Procurada pela reportagem do Marco Zero Conteúdo, a Secretaria de Justiça e Direitos Humanos de Pernambuco (SJDH) informou que não se posicionará sobre as declarações de Maria Clara de Sena sobre ter sofrido transfobia e racismo enquanto trabalhava no Mecanismo de Prevenção e Combate à Tortura de Pernambuco, e não ter sido protegida pelo Programa de Proteção a Defensores de Direitos Humanos. Questionada por e-mail, no dia 25 de janeiro a SJDH havia declarado que desconhecia pedido de refúgio da ex-funcionária.
Conversei com Maria Clara no dia seguinte à audiência em que foi aceita sua solicitação de refúgio no Canadá. Desde o dia 18 de janeiro ela pode respirar com algum alívio, mas não totalmente em paz. Pergunto como é a sensação de ser agora uma refugiada. Com um olhar distante, ela observa em silêncio alguma cena fora da livraria onde está fazendo a chamada por skype, e responde que está tudo bem. Seu objetivo é aprender a falar inglês, conseguir um emprego, continuar os estudos, quem sabe trabalhar em organizações que apoiam pessoas trans.
Maria Clara reflete sobre a condição da população trans nos presídios brasileiros, situação que ela acompanhou de perto no seu trabalho no Mecanismo de Combate e Prevenção à Tortura de Pernambuco, instrumento ligado à política internacional da ONU de combate a violações de direitos humanos em presídios. Do tempo trabalhando como agente do estado ela tem muito a dizer, desde o tratamento recebido pela estrutura do governo e críticas à falta de autonomia para desempenho de suas atividades.
Alguém na livraria pede que ela fale mais baixo. Emocionada, Maria Clara reafirma que vai continuar atuando na defesa das pessoas trans. Planeja reunir documentos e atuar de fora para pressionar o Governo de Pernambuco e o estado brasileiro a melhorarem o tratamento muitas vezes desumano que destinam à população LGBT nos presídios brasileiros.
O processo de solicitação de refúgio durou cerca de seis meses, relativamente rápido, mas ainda assim meses de ansiedade. Ela contou com ajuda da organização canadense The 519, que acolhe, orienta e promove a adaptação de pessoas LGBTQ que se refugiam no país.
Desligada do Mecanismo de Combate e Prevenção à Tortura de Pernambuco, por meio da exoneração publicada no Diário Oficial de Pernambuco em 13 de setembro de 2017 (retroativa a 17 de agosto de 2017, segundo Secretaria de Justiça e Direitos Humanos), Maria Clara de Sena traz na sua história um fragmento do retrato da população transexual no Brasil.

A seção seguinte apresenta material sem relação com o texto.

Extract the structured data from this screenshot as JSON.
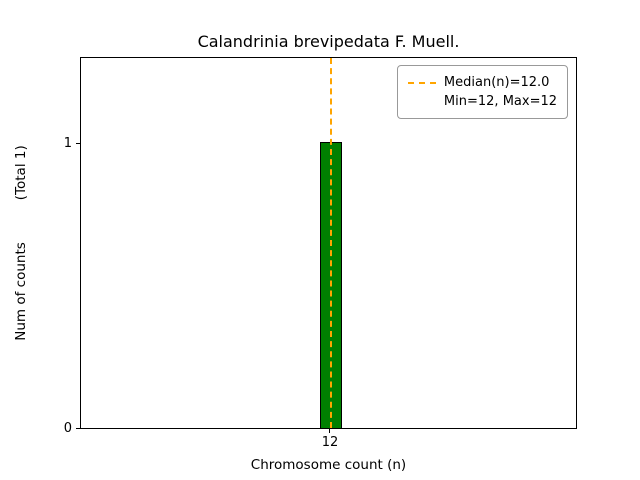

Apesar de ter ocupado uma posição de destaque nacional e internacional – Maria Clara é considerada a primeira mulher transexual a fazer parte de um mecanismo de combate à tortura no mundo -, ser uma mulher trans foi o motivo que a levou a mudar totalmente de vida, deixar família e amigos no Brasil para, como ela mesma diz, “continuar erguendo a voz” contra as violências que outras pessoas trans sofrem todos os dias.
“Como você conseguiu sobreviver?”
Após conhecer a história que levou a brasileira até o Canadá, a juíza que concedeu o status de refugiada perguntou como ela tinha conseguido sobreviver no Brasil, país que mais mata travestis e transexuais no mundo. Maria Clara conta que, nesse momento, ela desabou de emoção. “Como é que as pessoas não estão vendo o que está acontecendo?”, ela pergunta. Devido a um problema com a tradutora, a juíza havia rejeitado o pedido em uma primeira audiência. Agora, ela pediu desculpas. “O mundo sabe disso. Imagine o que Maria Clara passava lá”, disse a juíza.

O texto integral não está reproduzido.